Reflecting on past trips.
Have you ever received a present that takes your breath away? I just recently had this experience. A dear friend gave me an amazing Christmas gift, as an acknowledgment of this blog. I am now the proud owner of a souvenir spoon. Accompanying this spoon was this note of explanation. “This spoon was patented in 1891 and was the second souvenir spoon ever made in America. Daniel Low designed it. I hope you will enjoy it.” As you can see, my friend bequeathed me a spoon commemorating Nathaniel Hawthorne, based on my article about Salem, Massachusetts. I will treasure this gift not only for how beautiful it is, but also for the friend who showed her support in such a unique and caring gesture.

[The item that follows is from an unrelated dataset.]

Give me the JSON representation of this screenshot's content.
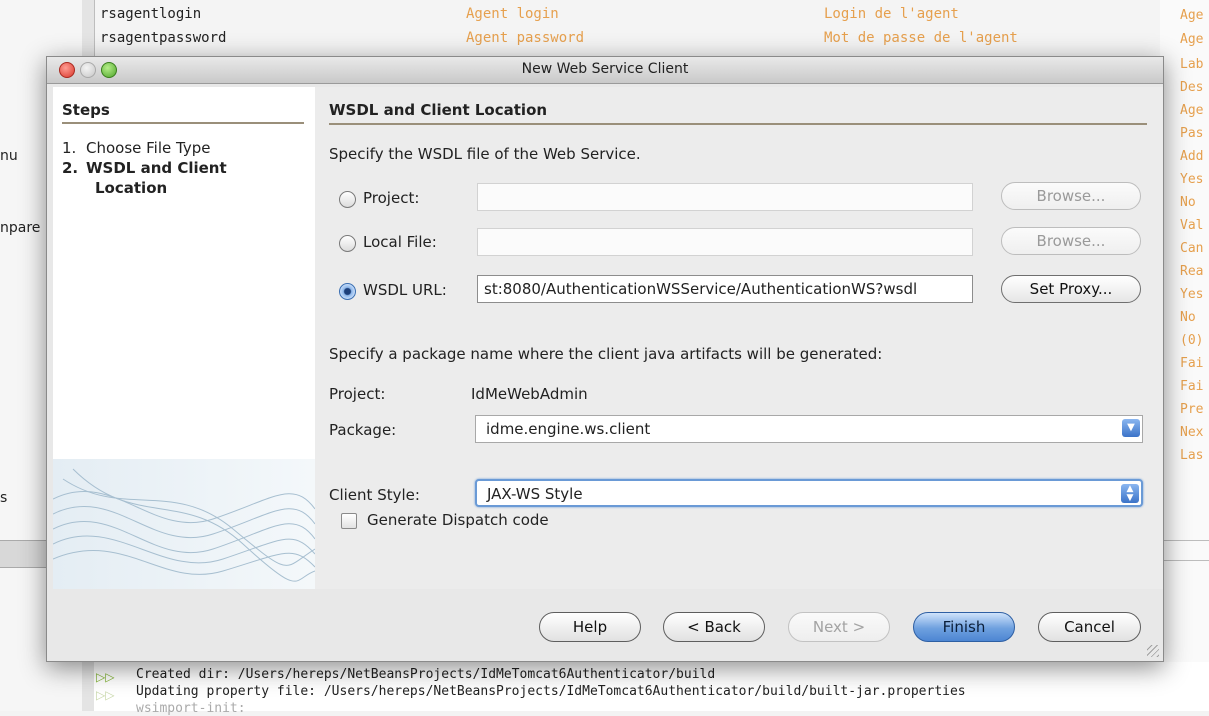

Once I started thinking about souvenirs it was like opening the floodgates. It amazed me how many items in my home were tied to a trip. My father was in the U.S. Military Sealift Command and travelled extensively. One of my favorite gifts he ever gave me is this medallion, from Egypt. He knew I was crazy about all things Egyptian as a young person, and that I was very interested in archaeology too. He was on the deck of his ship going through the Suez Canal and some enterprising salesman where plying their wares from their boats. I have hung this medallion on the wall in every home and apartment since he gave it to me.

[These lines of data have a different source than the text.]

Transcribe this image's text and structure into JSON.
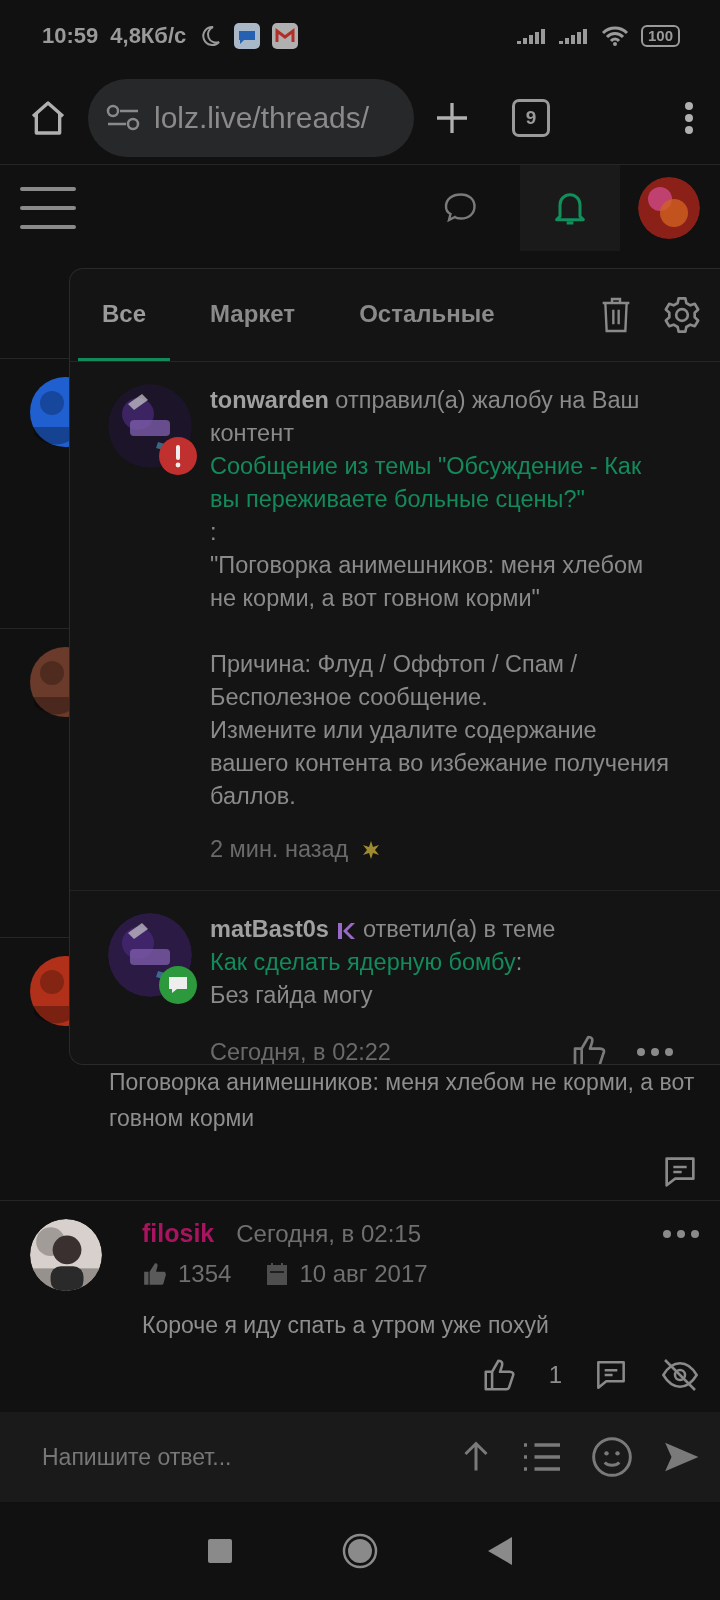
{
  "status_bar": {
    "time": "10:59",
    "speed": "4,8Кб/с",
    "battery": "100"
  },
  "browser": {
    "url": "lolz.live/threads/",
    "tab_count": "9"
  },
  "header": {
    "bell_selected": true
  },
  "posts": [
    {
      "kind": "covered"
    },
    {
      "kind": "covered"
    },
    {
      "kind": "covered",
      "text": "Поговорка анимешников: меня хлебом не корми, а вот говном корми"
    },
    {
      "kind": "full",
      "author": "filosik",
      "time": "Сегодня, в 02:15",
      "likes": "1354",
      "joined": "10 авг 2017",
      "text": "Короче я иду спать а утром уже похуй",
      "like_count": "1"
    }
  ],
  "notifications": {
    "tabs": [
      {
        "label": "Все",
        "selected": true
      },
      {
        "label": "Маркет",
        "selected": false
      },
      {
        "label": "Остальные",
        "selected": false
      }
    ],
    "items": [
      {
        "kind": "report",
        "user": "tonwarden",
        "action": "отправил(а) жалобу на Ваш контент",
        "link": "Сообщение из темы \"Обсуждение - Как вы переживаете больные сцены?\"",
        "after": ":",
        "body": [
          "\"Поговорка анимешников: меня хлебом не корми, а вот говном корми\"",
          "Причина: Флуд / Оффтоп / Спам / Бесполезное сообщение.\nИзмените или удалите содержание вашего контента во избежание получения баллов."
        ],
        "time": "2 мин. назад",
        "unread": true
      },
      {
        "kind": "reply",
        "user": "matBast0s",
        "action": "ответил(а) в теме",
        "link": "Как сделать ядерную бомбу",
        "after": ":",
        "body": [
          "Без гайда могу"
        ],
        "time": "Сегодня, в 02:22",
        "unread": false
      }
    ]
  },
  "composer": {
    "placeholder": "Напишите ответ..."
  }
}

Souvenirs are a way to remember the trips we have taken, or to share these experiences with others. I have a fair number of t-shirts, tote bags and coffee mugs that represent past travels, and how many of us have spotted a Dan and Whit’s t-shirt well away from Norwich? I purchased this primitive painting the first time I visited Santa Fe, New Mexico, to meet my newborn nephew. Spanish Market is one of several big arts events in Santa Fe, with many exquisite objects to purchase. Yet I was drawn to this simple painting of the Virgin of Guadalupe that was made by a young lady who was only eleven at the time. Each time I notice it on my wall it brings me back to my first visit to this lovely city and the happiness we all shared as a new member of the family joined us.
This print proves I was even collecting souvenirs as a baby! My parents met up with my grandfather shortly after I was born, to attend the Seattle World’s Fair. My grandfather was an immigrant from Sweden and purchased this print from the Swedish pavilion for my nursery. This is no doubt my oldest souvenir, and I treasure it.

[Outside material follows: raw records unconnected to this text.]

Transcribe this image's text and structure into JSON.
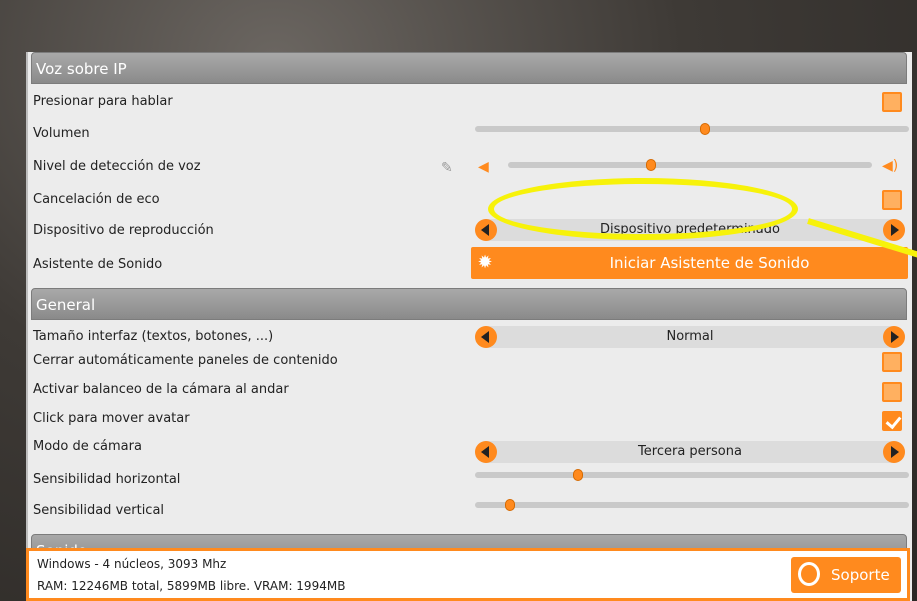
{
  "sections": {
    "voip": "Voz sobre IP",
    "general": "General",
    "sound": "Sonido"
  },
  "voip": {
    "push_to_talk": {
      "label": "Presionar para hablar",
      "checked": false
    },
    "volume": {
      "label": "Volumen",
      "level": 0.53
    },
    "voice_detection": {
      "label": "Nivel de detección de voz",
      "level": 0.39
    },
    "echo_cancel": {
      "label": "Cancelación de eco",
      "checked": false
    },
    "playback_device": {
      "label": "Dispositivo de reproducción",
      "value": "Dispositivo predeterminado"
    },
    "sound_wizard": {
      "label": "Asistente de Sonido",
      "button": "Iniciar Asistente de Sonido"
    }
  },
  "general": {
    "ui_size": {
      "label": "Tamaño interfaz (textos, botones, ...)",
      "value": "Normal"
    },
    "auto_close": {
      "label": "Cerrar automáticamente paneles de contenido",
      "checked": false
    },
    "camera_sway": {
      "label": "Activar balanceo de la cámara al andar",
      "checked": false
    },
    "click_move": {
      "label": "Click para mover avatar",
      "checked": true
    },
    "camera_mode": {
      "label": "Modo de cámara",
      "value": "Tercera persona"
    },
    "h_sens": {
      "label": "Sensibilidad horizontal",
      "level": 0.23
    },
    "v_sens": {
      "label": "Sensibilidad vertical",
      "level": 0.07
    }
  },
  "footer": {
    "line1": "Windows - 4 núcleos, 3093 Mhz",
    "line2": "RAM: 12246MB total, 5899MB libre. VRAM: 1994MB",
    "support": "Soporte"
  },
  "icons": {
    "mic": "microphone-icon",
    "vol_low": "speaker-low-icon",
    "vol_high": "speaker-high-icon",
    "gear": "gear-icon",
    "support": "headset-icon"
  },
  "colors": {
    "accent": "#ff8a1e",
    "highlight": "#f7f20a"
  }
}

Souvenirs don’t have to be purchased either. We have rocks and shells from different
places we have visited, some of which are on display in our water garden. Look around your home, or your desk, or even
your car in some cases, and you may find evidence of past trips that either you
have taken or someone else has. Need a
quick pick-me up in the middle of the week?
Look at your souvenirs and remember the trip you took, or if it was a
gift, dream about taking your own trip to Egypt. As for the picture of the pitcher, I purchased it at Loretta Lynn's Kitchen over thirty years ago as I drove across country to settle in New England.